Para advogados ouvidos pela RBA, a condenação da modelo Bárbara Quirino é injusta e baseada em uma prova nula e contaminada, enquanto a jovem negra apresentou um álibi "muito consistente". No último dia 10, ela foi condenada pelo Tribunal de Justiça de São Paulo (TJSP), a cinco anos e quatro meses, por assalto, mesmo tendo provado inocência e que não estava na capital paulista quando o crime foi cometido. 

A prisão de Bárbara é baseada em dois testemunhos. De acordo com a defesa, a jovem foi fotografada pelos policiais durante uma abordagem e, em seguida, sua foto foi repassada para grupos de WhatsApp pedindo às vítimas se reportarem à delegacia. 

Segundo o advogado criminal e professor Direito Penal da Universidade Federal Fluminense (UFF) Taiguara Líbano Souza, a obtenção desta prova é questionável, e aponta uma contaminação do reconhecimento. "Essa veiculação da foto, feita de maneira parcial para obter um resultado no processo penal, contamina esse reconhecimento. É possível questionar essa decisão do juiz, pois há uma nulidade dessa prova pelo vício de origem", critica ele.

Já o advogado Guilherme Perisse, dos Advogados Ativistas, aponta para outras irregularidades.
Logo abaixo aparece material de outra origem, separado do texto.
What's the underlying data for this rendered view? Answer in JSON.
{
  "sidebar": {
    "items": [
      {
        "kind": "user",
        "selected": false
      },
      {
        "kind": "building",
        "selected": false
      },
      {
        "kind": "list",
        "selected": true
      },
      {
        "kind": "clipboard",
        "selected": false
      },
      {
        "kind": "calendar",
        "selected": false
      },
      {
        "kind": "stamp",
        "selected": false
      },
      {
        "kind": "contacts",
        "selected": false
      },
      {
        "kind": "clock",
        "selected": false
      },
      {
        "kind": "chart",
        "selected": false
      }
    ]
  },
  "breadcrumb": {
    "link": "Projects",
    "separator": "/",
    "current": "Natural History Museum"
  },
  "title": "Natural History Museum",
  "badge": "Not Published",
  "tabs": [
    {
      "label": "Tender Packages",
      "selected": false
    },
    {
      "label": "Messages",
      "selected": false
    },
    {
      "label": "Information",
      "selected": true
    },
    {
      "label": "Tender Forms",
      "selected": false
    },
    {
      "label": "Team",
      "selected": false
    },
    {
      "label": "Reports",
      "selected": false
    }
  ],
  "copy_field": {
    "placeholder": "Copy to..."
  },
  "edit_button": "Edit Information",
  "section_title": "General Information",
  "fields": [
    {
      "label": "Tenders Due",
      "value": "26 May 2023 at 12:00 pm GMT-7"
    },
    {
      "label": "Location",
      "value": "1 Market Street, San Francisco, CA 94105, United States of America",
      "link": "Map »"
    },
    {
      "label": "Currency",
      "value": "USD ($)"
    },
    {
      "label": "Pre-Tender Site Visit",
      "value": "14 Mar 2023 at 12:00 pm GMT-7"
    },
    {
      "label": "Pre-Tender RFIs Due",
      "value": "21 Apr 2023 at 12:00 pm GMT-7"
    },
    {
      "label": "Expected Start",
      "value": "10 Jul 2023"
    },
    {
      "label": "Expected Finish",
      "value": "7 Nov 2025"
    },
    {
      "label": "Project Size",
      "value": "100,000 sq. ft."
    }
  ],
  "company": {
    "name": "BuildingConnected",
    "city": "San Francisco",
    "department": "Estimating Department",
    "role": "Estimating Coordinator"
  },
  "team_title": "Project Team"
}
Além do processo não ter seguido os trâmites legais, ele lembra que a vítima, ao fazer o reconhecimento fotográfico, inviabiliza o reconhecimento por outras formas, pois se cria na testemunha uma tendência para confirmar a identificação anterior – a afirmação é feita com base na obra do jurista Nelson Hungria. 
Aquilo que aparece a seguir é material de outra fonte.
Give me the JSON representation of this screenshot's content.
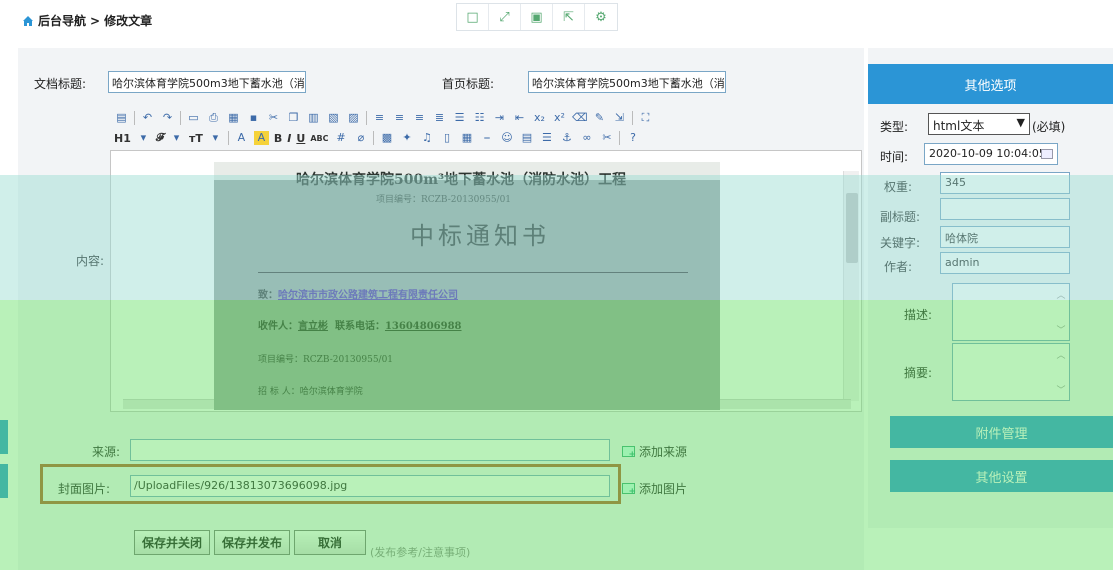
{
  "breadcrumb": {
    "home": "后台导航",
    "current": "修改文章",
    "separator": ">"
  },
  "toolbar_icons": [
    "window-icon",
    "expand-icon",
    "save-icon",
    "share-icon",
    "settings-icon"
  ],
  "form": {
    "doc_title_label": "文档标题:",
    "doc_title_value": "哈尔滨体育学院500m3地下蓄水池（消",
    "home_title_label": "首页标题:",
    "home_title_value": "哈尔滨体育学院500m3地下蓄水池（消",
    "content_label": "内容:",
    "source_label": "来源:",
    "source_value": "",
    "add_source": "添加来源",
    "cover_label": "封面图片:",
    "cover_value": "/UploadFiles/926/13813073696098.jpg",
    "add_image": "添加图片"
  },
  "editor": {
    "heading_btn": "H1",
    "font_btn": "𝓕",
    "size_btn": "тT",
    "bold": "B",
    "italic": "I",
    "underline": "U",
    "abc": "ABC"
  },
  "document_image": {
    "title": "哈尔滨体育学院500m³地下蓄水池（消防水池）工程",
    "project_no": "项目编号：RCZB-20130955/01",
    "heading": "中标通知书",
    "to_label": "致：",
    "to_value": "哈尔滨市市政公路建筑工程有限责任公司",
    "recipient": "收件人：",
    "recipient_name": "言立彬",
    "phone_label": "联系电话：",
    "phone": "13604806988",
    "project_no2": "项目编号：RCZB-20130955/01",
    "bidder": "招 标 人：哈尔滨体育学院"
  },
  "options": {
    "header": "其他选项",
    "type_label": "类型:",
    "type_value": "html文本",
    "type_required": "(必填)",
    "time_label": "时间:",
    "time_value": "2020-10-09 10:04:05",
    "weight_label": "权重:",
    "weight_value": "345",
    "subtitle_label": "副标题:",
    "subtitle_value": "",
    "keywords_label": "关键字:",
    "keywords_value": "哈体院",
    "author_label": "作者:",
    "author_value": "admin",
    "desc_label": "描述:",
    "summary_label": "摘要:",
    "attachments": "附件管理",
    "other_settings": "其他设置"
  },
  "actions": {
    "save_close": "保存并关闭",
    "save_publish": "保存并发布",
    "cancel": "取消",
    "hint": "(发布参考/注意事项)"
  },
  "colors": {
    "accent": "#2b95d6",
    "highlight_frame": "#b35a2a",
    "overlay_green": "#64e164"
  }
}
"Esse modo informal, via Whatsapp, acaba influenciando a vítima a reconhecer. No trâmite legal seria num livro com diversas fotos, na qual a pessoa teria diversas opções. Porém, você estimula a pessoa com uma foto anterior", questiona Guilherme.

Durante a audiência, a vítima diz que ficou com a cabeça virada para o asfalto, sem conseguir ter "convicção do reconhecimento que fez". Ele afirma que apontou Bárbara por causa do "cabelo familiar". 
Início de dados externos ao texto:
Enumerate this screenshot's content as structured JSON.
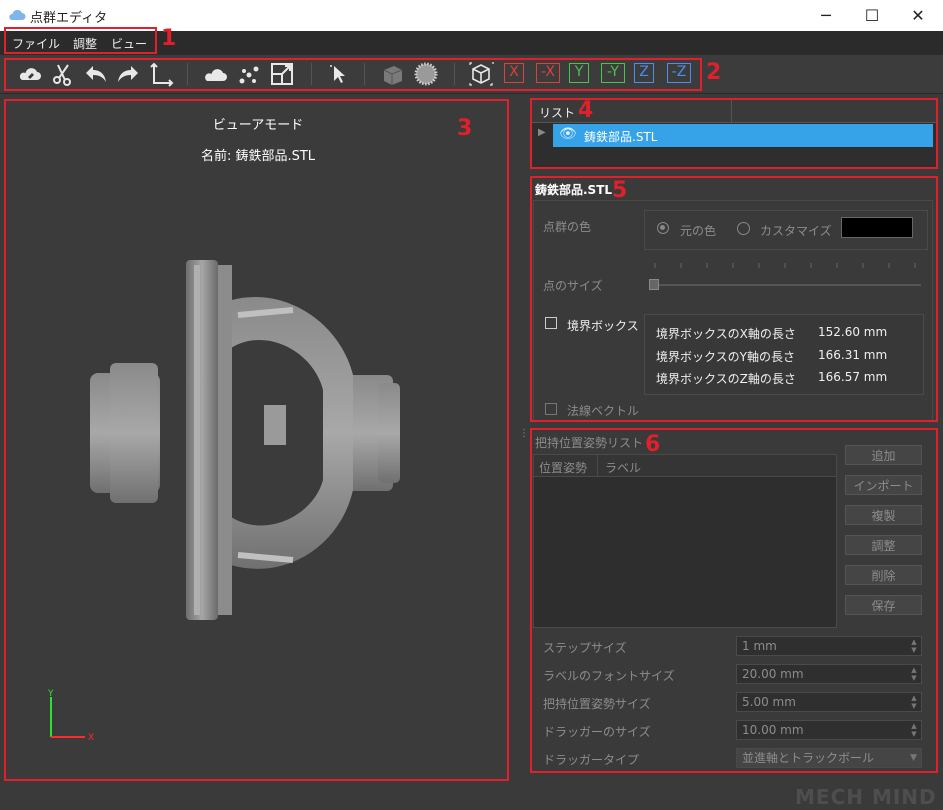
{
  "window": {
    "title": "点群エディタ",
    "minimize": "─",
    "maximize": "☐",
    "close": "✕"
  },
  "menu": {
    "items": [
      "ファイル",
      "調整",
      "ビュー"
    ]
  },
  "toolbar": {
    "icons": [
      "cloud-open-icon",
      "cut-icon",
      "undo-icon",
      "redo-icon",
      "axes-icon",
      "cloud-icon",
      "points-icon",
      "scale-icon",
      "select-icon",
      "solid-icon",
      "sphere-icon",
      "cube-view-icon"
    ],
    "axis_buttons": [
      {
        "label": "X",
        "color": "#e0403a"
      },
      {
        "label": "-X",
        "color": "#e0403a"
      },
      {
        "label": "Y",
        "color": "#4ec04e"
      },
      {
        "label": "-Y",
        "color": "#4ec04e"
      },
      {
        "label": "Z",
        "color": "#4a8ef0"
      },
      {
        "label": "-Z",
        "color": "#4a8ef0"
      }
    ]
  },
  "viewer": {
    "mode": "ビューアモード",
    "name": "名前: 鋳鉄部品.STL",
    "axis_y": "Y",
    "axis_x": "X"
  },
  "list": {
    "header": "リスト",
    "item": "鋳鉄部品.STL"
  },
  "props": {
    "title": "鋳鉄部品.STL",
    "point_color_label": "点群の色",
    "original_color": "元の色",
    "custom": "カスタマイズ",
    "custom_color": "#000000",
    "point_size_label": "点のサイズ",
    "bbox_label": "境界ボックス",
    "bbox_rows": [
      {
        "label": "境界ボックスのX軸の長さ",
        "value": "152.60  mm"
      },
      {
        "label": "境界ボックスのY軸の長さ",
        "value": "166.31  mm"
      },
      {
        "label": "境界ボックスのZ軸の長さ",
        "value": "166.57  mm"
      }
    ],
    "normal_label": "法線ベクトル"
  },
  "grip": {
    "title": "把持位置姿勢リスト",
    "col_pose": "位置姿勢",
    "col_label": "ラベル",
    "buttons": [
      "追加",
      "インポート",
      "複製",
      "調整",
      "削除",
      "保存"
    ],
    "fields": [
      {
        "label": "ステップサイズ",
        "value": "1 mm"
      },
      {
        "label": "ラベルのフォントサイズ",
        "value": "20.00 mm"
      },
      {
        "label": "把持位置姿勢サイズ",
        "value": "5.00 mm"
      },
      {
        "label": "ドラッガーのサイズ",
        "value": "10.00 mm"
      }
    ],
    "dragger_type_label": "ドラッガータイプ",
    "dragger_type_value": "並進軸とトラックボール"
  },
  "annotations": [
    "1",
    "2",
    "3",
    "4",
    "5",
    "6"
  ],
  "watermark": "MECH MIND"
}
"Ao dizer isso, você pode dizer que a testemunha só reconheceu o cabelo de quem cometeu o crime, não que é a pessoa certa. O cabelo não identifica ninguém", alerta Guilherme. Para Taiguara, a prova é totalmente refutável. "É muito grave o magistrado condenar uma pessoa com base nisso".

Álibi

A defesa da jovem apresentou provas de que Bárbara não estava na capital paulista quando os crimes foram cometidos. Segundo fotos e o testemunho de três pessoas, ela estava no Guarujá a trabalho. Em sua decisão, o juiz Klaus Marouelli Arroyo diz há imprecisão quanto às datas e horários nos quais Bárbara estaria no litoral. 

Os especialistas afirmam que houve a desconsideração da presunção de inocência por parte do magistrado. "É um desrespeito a presunção de inocência. É preciso de robustos indícios para prender alguém. Causa muita estranheza o resultado dessa sentença", diz o professor da UFF.

Guilherme também levanta outro aspecto. Segundo ele, não é comum que um acuso tenha tanto álibi a favor. "Essa prova dela deve ser considerada ao máximo. Para desconsiderar um álibi, você tem que ter muita prova contrária", explica.

O docente diz que a sentença da jovem é nula e precisa ser corrigida na segunda instância. Ele aponta que o caso é mais um do racismo institucional presente no Judiciário. "Nós temos uma expressiva seletiva racial do sistema de justiça. Ele contamina o modus operandi dos órgãos do sistema penal, passando pelos policias até a magistratura", lamenta.

"Me causa estranheza, numa visão penal, por outro lado, conhecendo o Poder Judiciário não me surpreende. Esse caso é uma injustiça", finaliza o advogado Perisse.